そして、本場の味のタイカレーが次々と完成。

キッチンベースを運営するSENTOEN 山口大介CEO(最高経営責任者):
ここは、デリバリー専門のシェアキッチンで、われわれは、シェア型のゴーストレストランと呼んでいます。デリバリーに特化した店舗さんが、それぞれの店舗を運営されています。

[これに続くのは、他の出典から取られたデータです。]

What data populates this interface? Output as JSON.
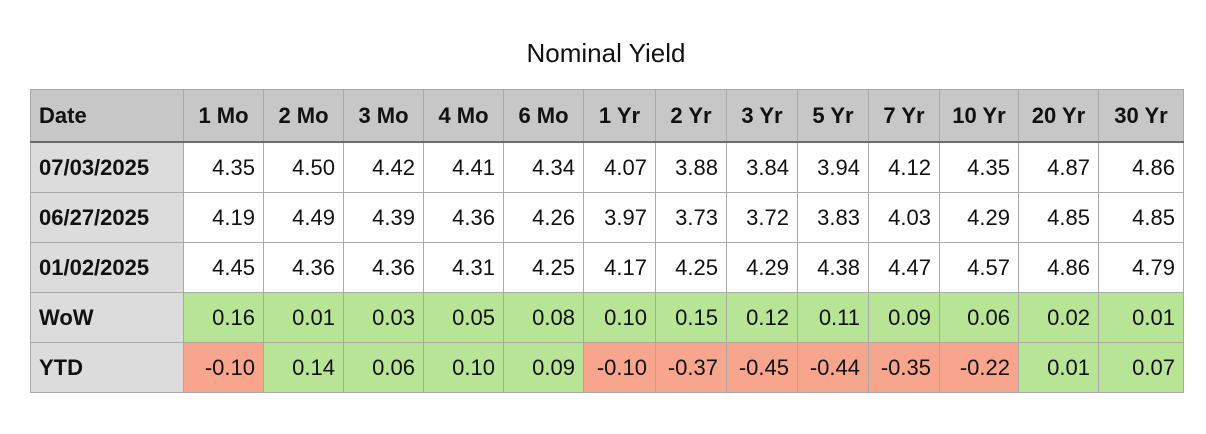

キッチンベースを運営するSENTOEN 山口大介CEO
キッチンベースを運営するSENTOEN 山口大介CEO

ゴーストレストランとは、今ニューヨークでブレークしている新しいビジネスモデル。
客席を持たず、オンラインデリバリーに特化するのが特徴だが、どんなメリットがあるのか。

山口CEO:
客席があると、客席が満席になるとそれ以上は注文が出せない。デリバリーであれば、配達員がうまく回せれば、際限なく出せます。

客席に左右されない営業

「Uber Eats」が普及するなど、近年、急拡大するデリバリー市場。
このデリバリー市場に特化することで、客席に左右されない営業が可能になる。

さらに、初期コストの大幅カットも大きなメリットだ。

山口CEO:
店の統計を出すと、約1,000万から1,500万、店を作るのにかかる中で、われわれは50万円以下で始められるようにセットしています。

初期コストは普通の店舗の5%程度

用意するのはキッチンだけ。
内装にもこだわる必要がないため、初期コストは普通の店舗の5%程度にまで押さえることができる。
低コストのために、出店のハードルは大きく下がる。

初めてタイカレー専門店を出店したシェフは…

タワンドデリ & カリーのシェフ:
ここのスペースが一番、自分がやりたいことをショートカットできると思って選んだ。宣伝とかもすごい金額だけど、キッチンベースがやってくれます。

タワンドデリ & カリーのシェフ
タワンドデリ & カリーのシェフ

注文は「Uber Eats」や「出前館」

まだメリットはある。
それぞれの店にいるのは、シェフだけ。
客席もなく、注文は「Uber Eats」や「出前館」といったインターネットで受け付けているため、電話に出る必要もない。
接客がほぼないため、1人で店を切り盛りすることができる。

マティーニバーガー:
これだけのスペースなので、1人でこなせるオペレーションを作っています。

マティーニバーガー
マティーニバーガー

山口CEO:
僕たちとしては、料理をつくることに集中してもらいたいという思いがあって。ほかの業態だと、本を書く作家さんと本屋さんは別々で、売るのは本屋さんじゃないですか。アーティストと芸能事務所、飲食だとそれが全部シェフになる。作る人と売る人を分けられる構造、それをわれわれが実現できたらと思います。

飲食業界の競争のルールが変わる可能性も

三田友梨佳キャスター :
ゴーストレストランは業界に与えるインパクトが大きそうですね。

ボストンコンサルティンググループマネージングディレクター・森田章氏:
そうですね。飲食業界の競争のルールが変わる可能性があります。
そのときの勝ち残りのキーワードは「学習の経済」です。
従来の外食では規模が拡大すると効率が高まるという、いわゆる「規模の経済」がきいていましたが、ゴーストレストランの場合は、出店コストが低いので、トライアンドエラーをいかに早く回して勝ちパターンを見つけていくか。そんなスピードが勝敗を分けることになります。

森田章氏
森田章氏

三田友梨佳キャスター :
具体的にはどんなお店が増えますか?

森田章氏:
ユニークな価値を持つ専門店が増えると思います。
Uber Eatsに選ばれるためには、何でもそろっている店というよりは、最初の階層のページで選んでもらえるようなインパクトのある商品であることの方がより重要なんです。
例えば中華料理であれば、何でも出てくる店というよりは、餃子専門店や担々麺専門店などジャンルを絞った方が選ばれやすいと思います。

三田友梨佳キャスター :
ゴーストレストラン
は非常に効率的な開業の手法のように思えますが、デリバリーの利用者にとって選択肢が増えるというメリットもありそうですね。